In der kommenden Saison wird Williams mit Toyota-Motoren an den Start gehen, eine Tatsache, die die Hoffung bei den Briten schürt, endlich wieder ganz an der Spitze mitfahren zu können. Mark Webber ist sicher, dass sich sein Team nächstes Jahr auch wieder zu den Grand Prix-Siegern zählen kann, auch wenn der Schritt bis zum WM-Titel wohl noch nicht ganz geschafft werden kann. "Es ist hart, an der Spitze zu sein," sagte der Australier am Donnerstag in Hockenheim. "Viel konkurrenzfähiger zu sein ist einfacher, sollte viel einfacher sein. Dauerhaft an der Spitze zu sein ist kein Fünf-Minuten-Job."

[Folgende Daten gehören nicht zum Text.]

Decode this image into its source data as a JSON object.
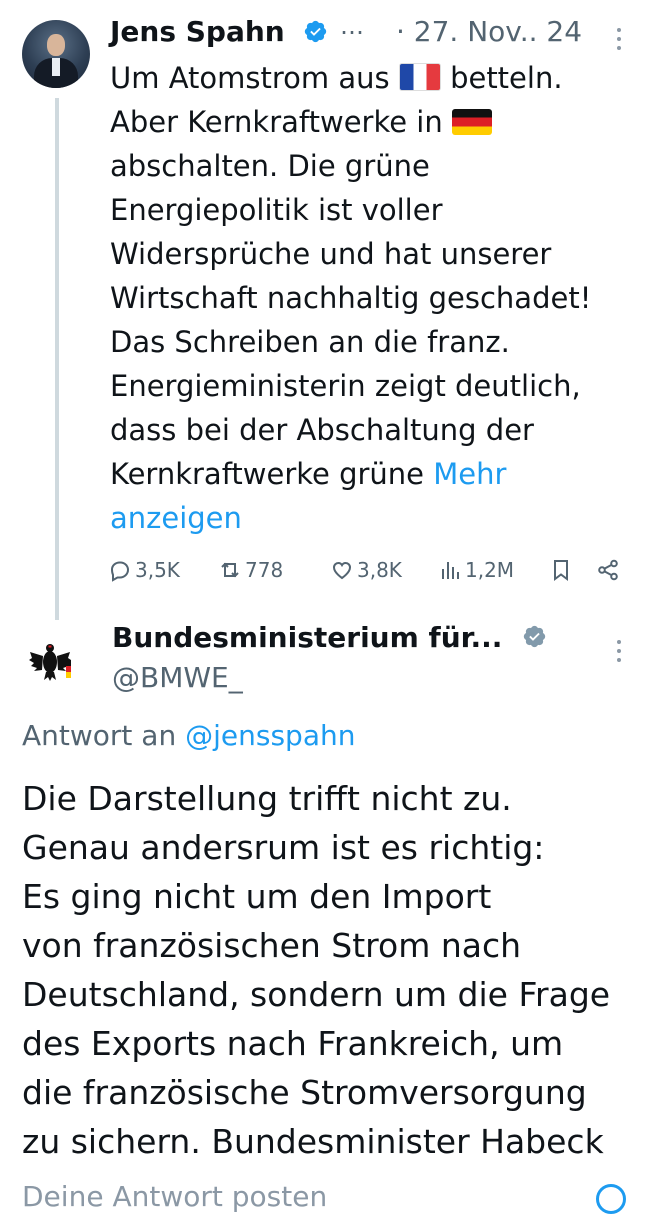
{
  "tweet1": {
    "author_name": "Jens Spahn",
    "truncation": "…",
    "timestamp": "· 27. Nov.. 24",
    "body_lines": [
      "Um Atomstrom aus",
      "betteln.",
      "Aber Kernkraftwerke in",
      "abschalten. Die grüne",
      "Energiepolitik ist voller",
      "Widersprüche und hat unserer",
      "Wirtschaft nachhaltig geschadet!",
      "Das Schreiben an die franz.",
      "Energieministerin zeigt deutlich,",
      "dass bei der Abschaltung der",
      "Kernkraftwerke grüne"
    ],
    "show_more_part1": "Mehr",
    "show_more_part2": "anzeigen",
    "metrics": {
      "replies": "3,5K",
      "reposts": "778",
      "likes": "3,8K",
      "views": "1,2M"
    }
  },
  "tweet2": {
    "author_name": "Bundesministerium für...",
    "handle": "@BMWE_",
    "reply_to_prefix": "Antwort an",
    "reply_to_handle": "@jensspahn",
    "body_lines": [
      "Die Darstellung trifft nicht zu.",
      "Genau andersrum ist es richtig:",
      "Es ging nicht um den Import",
      "von französischen Strom nach",
      "Deutschland, sondern um die Frage",
      "des Exports nach Frankreich, um",
      "die französische Stromversorgung",
      "zu sichern. Bundesminister Habeck"
    ]
  },
  "composer": {
    "placeholder": "Deine Antwort posten"
  },
  "colors": {
    "accent": "#1d9bf0",
    "muted": "#536471",
    "text": "#0f1419",
    "thread_line": "#cfd9de"
  }
}
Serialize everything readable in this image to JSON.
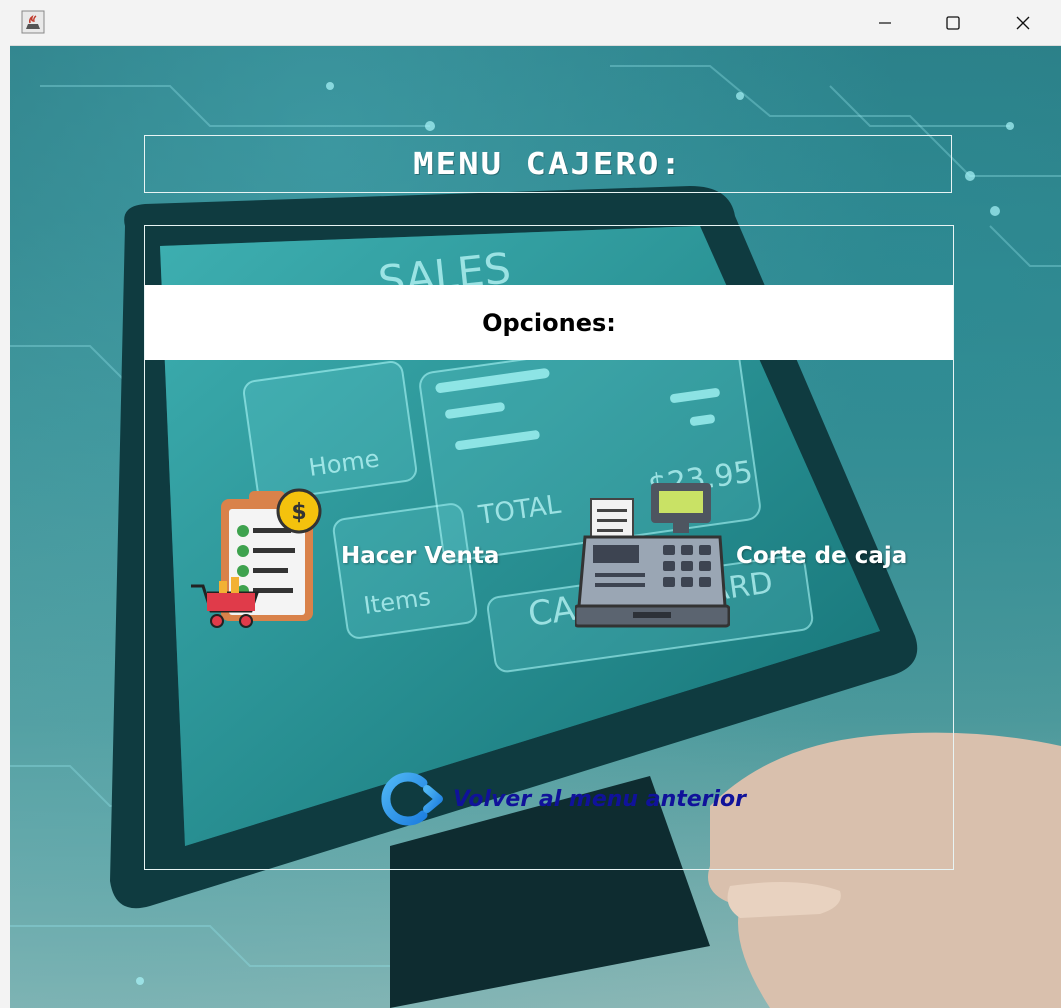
{
  "window": {
    "app_icon": "java-cup-icon",
    "controls": [
      "minimize-icon",
      "maximize-icon",
      "close-icon"
    ]
  },
  "header": {
    "title": "MENU CAJERO:"
  },
  "panel": {
    "options_heading": "Opciones:",
    "options": [
      {
        "label": "Hacer Venta",
        "icon": "sales-checklist-cart-icon"
      },
      {
        "label": "Corte de caja",
        "icon": "cash-register-icon"
      }
    ],
    "back": {
      "label": "Volver al menu anterior",
      "icon": "logout-arrow-icon"
    }
  },
  "colors": {
    "title_bar": "#f3f3f3",
    "options_bar": "#ffffff",
    "back_link": "#10129a",
    "accent_teal": "#2d7c84"
  }
}
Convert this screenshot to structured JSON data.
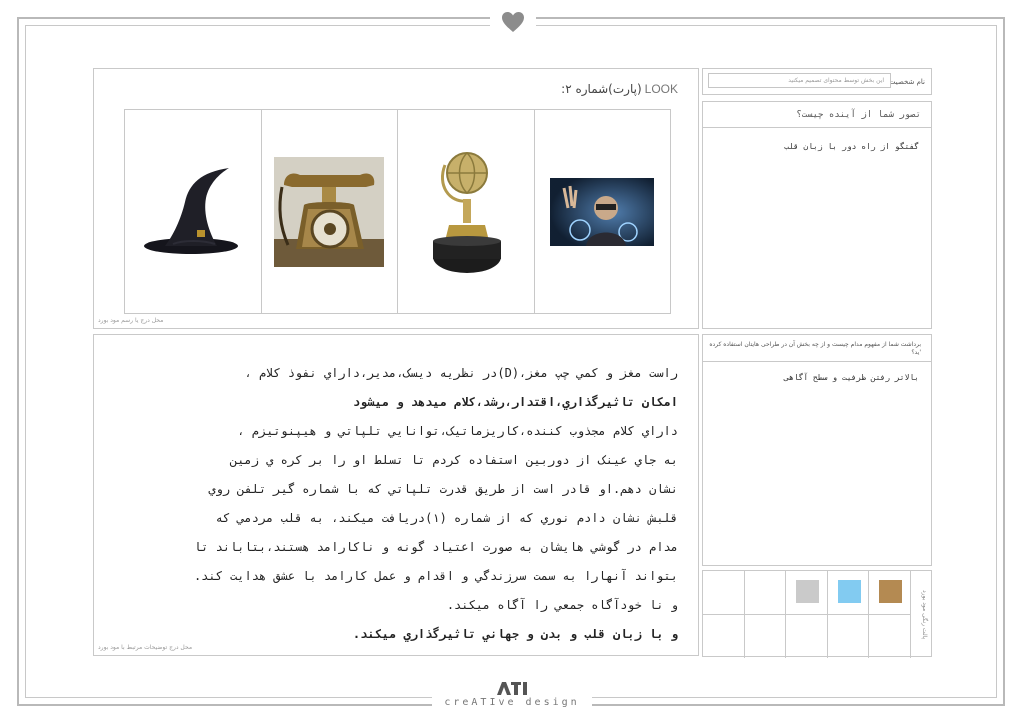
{
  "look": {
    "title_latin": "LOOK",
    "title_rest": "(پارت)شماره ۲:",
    "note": "محل درج یا رسم مود بورد",
    "images": [
      {
        "name": "wizard-hat",
        "label": "کلاه جادوگر"
      },
      {
        "name": "rotary-telephone",
        "label": "تلفن قدیمی"
      },
      {
        "name": "golden-globe-trophy",
        "label": "کره طلایی"
      },
      {
        "name": "futuristic-screen-person",
        "label": "صفحه تعاملی"
      }
    ]
  },
  "story": {
    "lines": [
      {
        "text": "راست مغز و کمي چپ مغز،(D)در نظريه ديسک،مدير،داراي نفوذ کلام ،",
        "bold": false
      },
      {
        "text": "امکان تاثيرگذاري،اقتدار،رشد،کلام ميدهد و ميشود",
        "bold": true
      },
      {
        "text": "داراي کلام مجذوب کننده،کاريزماتيک،توانايي تلپاتي و هيپنوتيزم ،",
        "bold": false
      },
      {
        "text": "به جاي عينک از دوربين استفاده کردم تا تسلط او را بر کره ي زمين",
        "bold": false
      },
      {
        "text": "نشان دهم.او قادر است از طريق قدرت تلپاتي که با شماره گير تلفن روي",
        "bold": false
      },
      {
        "text": "قلبش نشان دادم نوري که از شماره (۱)دريافت ميکند، به قلب مردمي که",
        "bold": false
      },
      {
        "text": "مدام در گوشي هايشان به صورت اعتياد گونه و ناکارامد هستند،بتاباند تا",
        "bold": false
      },
      {
        "text": "بتواند آنهارا به سمت سرزندگي و اقدام و عمل کارامد با عشق هدايت کند.",
        "bold": false
      },
      {
        "text": "و نا خودآگاه جمعي را آگاه ميکند.",
        "bold": false
      },
      {
        "text": "و با زبان قلب و بدن و جهاني تاثيرگذاري ميکند.",
        "bold": true
      }
    ],
    "note": "محل درج توضیحات مرتبط با مود بورد"
  },
  "name_field": {
    "label": "نام شخصیت",
    "placeholder": "این بخش توسط محتوای تصمیم میکنید"
  },
  "question1": {
    "heading": "تصور شما از آینده چیست؟",
    "answer": "گفتگو از راه دور با زبان قلب"
  },
  "question2": {
    "heading": "برداشت شما از مفهوم مدام چیست و از چه بخش آن در طراحی هایتان استفاده کرده 'ید؟",
    "answer": "بالاتر رفتن ظرفیت و سطح آگاهی"
  },
  "palette": {
    "label": "پالت رنگی مود بورد",
    "colors": [
      "#b48a52",
      "#82cbf1",
      "#cacaca"
    ]
  },
  "footer": {
    "brand": "creATIve design"
  }
}
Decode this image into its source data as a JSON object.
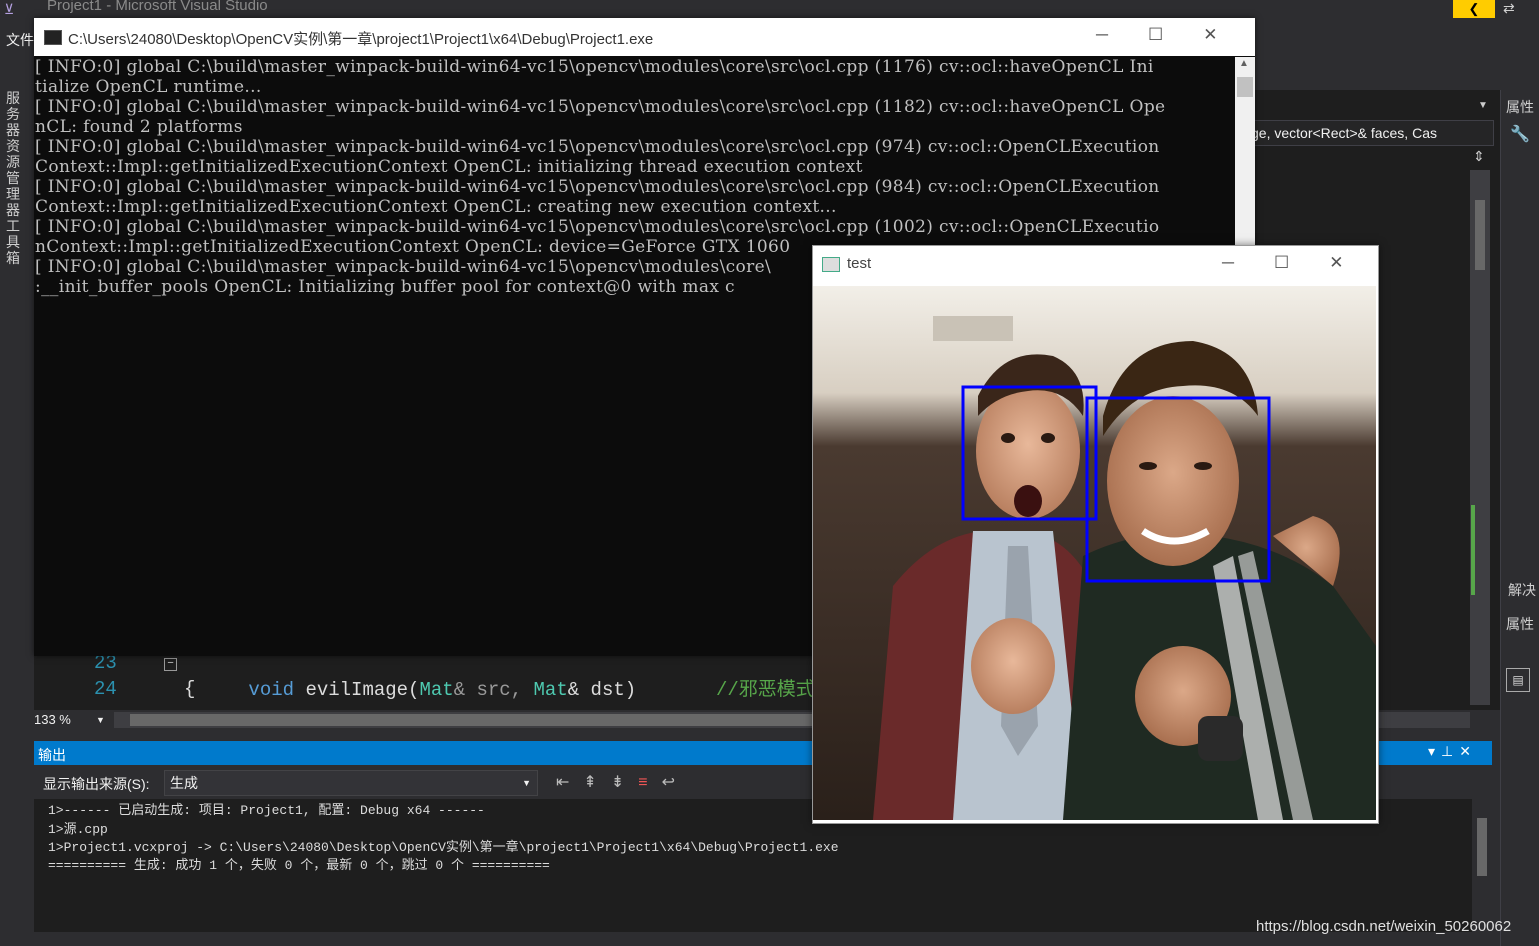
{
  "vs": {
    "title": "Project1 - Microsoft Visual Studio",
    "menu_file": "文件",
    "left_tabs": "服务器资源管理器 工具箱",
    "notification": "❮",
    "right_panel": {
      "props_top": "属性",
      "solution": "解决",
      "props_bottom": "属性"
    },
    "nav_dropdown": "ge, vector<Rect>& faces, Cas"
  },
  "editor": {
    "lines": [
      {
        "number": "23",
        "keyword": "void",
        "text": "evilImage(",
        "type1": "Mat",
        "p1": "& src, ",
        "type2": "Mat",
        "p2": "& dst)",
        "comment": "//邪恶模式"
      },
      {
        "number": "24",
        "text": "{"
      }
    ],
    "zoom": "133 %"
  },
  "output": {
    "title": "输出",
    "source_label": "显示输出来源(S):",
    "source_value": "生成",
    "lines": [
      "1>------ 已启动生成: 项目: Project1, 配置: Debug x64 ------",
      "1>源.cpp",
      "1>Project1.vcxproj -> C:\\Users\\24080\\Desktop\\OpenCV实例\\第一章\\project1\\Project1\\x64\\Debug\\Project1.exe",
      "========== 生成: 成功 1 个，失败 0 个，最新 0 个，跳过 0 个 =========="
    ]
  },
  "console": {
    "title": "C:\\Users\\24080\\Desktop\\OpenCV实例\\第一章\\project1\\Project1\\x64\\Debug\\Project1.exe",
    "lines": [
      "[ INFO:0] global C:\\build\\master_winpack-build-win64-vc15\\opencv\\modules\\core\\src\\ocl.cpp (1176) cv::ocl::haveOpenCL Ini",
      "tialize OpenCL runtime...",
      "[ INFO:0] global C:\\build\\master_winpack-build-win64-vc15\\opencv\\modules\\core\\src\\ocl.cpp (1182) cv::ocl::haveOpenCL Ope",
      "nCL: found 2 platforms",
      "[ INFO:0] global C:\\build\\master_winpack-build-win64-vc15\\opencv\\modules\\core\\src\\ocl.cpp (974) cv::ocl::OpenCLExecution",
      "Context::Impl::getInitializedExecutionContext OpenCL: initializing thread execution context",
      "[ INFO:0] global C:\\build\\master_winpack-build-win64-vc15\\opencv\\modules\\core\\src\\ocl.cpp (984) cv::ocl::OpenCLExecution",
      "Context::Impl::getInitializedExecutionContext OpenCL: creating new execution context...",
      "[ INFO:0] global C:\\build\\master_winpack-build-win64-vc15\\opencv\\modules\\core\\src\\ocl.cpp (1002) cv::ocl::OpenCLExecutio",
      "nContext::Impl::getInitializedExecutionContext OpenCL: device=GeForce GTX 1060",
      "[ INFO:0] global C:\\build\\master_winpack-build-win64-vc15\\opencv\\modules\\core\\",
      ":__init_buffer_pools OpenCL: Initializing buffer pool for context@0 with max c"
    ]
  },
  "image_window": {
    "title": "test",
    "box_color": "#0000ff"
  },
  "watermark": "https://blog.csdn.net/weixin_50260062"
}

Teamchef Frank Williams hatte zuvor gesagt, dass der Drei-Jahres-Vertrag mit Toyota der Grundstein sei, dass Williams wieder um die Weltmeisterschaft kämpfen könne und Webber meinte, dass dieser Deal mit den Japanern eine großartige Neuigkeit sei für sein Team, das dieses Jahr mit den Cosworth-Motoren zu kämpfen habe. "Cosworth hatte immer das Wissen, nur die Ressourcen auf diesem Niveau sind manchmal ein Problem. Das ist nichts gegen die Qualität ihrer Produkte, es ist nur, dass sie nicht die finanziellen Mittel haben, die Toyota hat."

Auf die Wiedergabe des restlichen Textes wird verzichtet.